Pour ces migrants, travailler dans les pays du Golfe est un choix contraint par les difficultés socio-économiques. Rémunérés aux alentours de 200 € par mois dans leur pays d’origine, il leur est impossible de vivre décemment, manger correctement et d’envoyer leurs enfants à l’université. Face à une Europe difficile d’accès, ils se tournent vers les pays du Golfe, où les salaires avoisinent les 300, 400 € par mois. Contactés par des agents migratoires, leur voyage et mise en poste sont organisés en échange de frais substantiels. Le recours à l'endettement est systématique. 

Le système de la kafala

Une fois sur place, c’est la kafala, un régime basé sur le parrainage entre locaux et migrants, qui s’applique. Le kafeel (parrain du travailleur migrant) récupère le passeport du migrant en échange d’un visa de travail. Il est en quelque sorte son sponsor et responsable juridique. Véritable tuteur légal, le kafeel décide des travaux et missions du travailleur, et lui accorde, ou non, le droit de quitter le territoire. En outre, la kafala connait ni salaire minimum ni limites dans les heures de travail à effectuer, négligeant les droits sociaux fondamentaux des travailleurs. Et si ces derniers dérogent aux règles imposées, il arrive qu’ils soient battus ou expulsés du pays. S’ils tentent de fuir, il leur sera impossible de trouver un nouvel emploi et d’obtenir réparation devant la Justice, les frais judiciaires étant trop élevés. 

Abolie par le Qatar en 2016, la kafala persiste. Endettés à leur arrivée sur le sol de l’émirat, les travailleurs sont d’ores et déjà dans une situation de subordination. Leur passeport se trouve toujours en la possession de l’employeur, et il faut la permission de ce dernier pour changer de travail. Les salaires sont payés en retard, parfois pas du tout. Il est impossible de s’organiser, de se syndiquer et de faire valoir ses droits. 

La Coupe du monde 2022 : légères avancées et catastrophes

Soucieux de son image, le Qatar réforme même son code du travail, se pliant aux recommandations de l’Organisation internationale du travail (OIT). Les travailleurs peuvent librement quitter le territoire et changer d’employeur, ils perçoivent un salaire et des indemnités pour la nourriture et le logement. Mais les entorses à ces réformes sont fréquentes.

Malcolm Bidali, ouvrier kenyan, témoigne sur cette situation catastrophique que vivent les travailleurs migrants.
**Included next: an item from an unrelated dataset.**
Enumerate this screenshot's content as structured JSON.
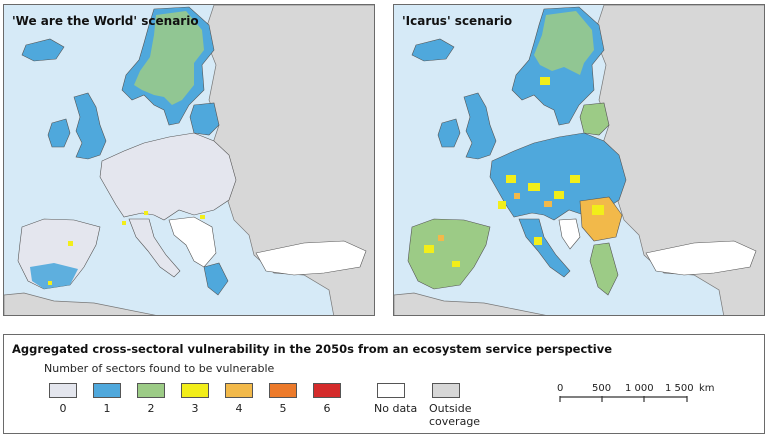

Dans un blog, il décrit les logements de fonction infestés de cafards et de punaises de lit. Il explique que pour pallier ce problème, on a disposé des couches de plastique sur les lits. Seulement, ces couches de plastique empêchent l’évacuation de la sueur, mettant en danger la santé des résidents. Bidali détaille ce que lui, et ses camarades migrants ont traversé : réquisition du passeport et maltraitance des employeurs. Pour avoir divulgué ces informations il sera arrêté, enfermé et intimidé par la police qatari. Finalement relâché grâce au soutien d’organisations internationales, son cas a fortement dissuadé la contestation des autres travailleurs. 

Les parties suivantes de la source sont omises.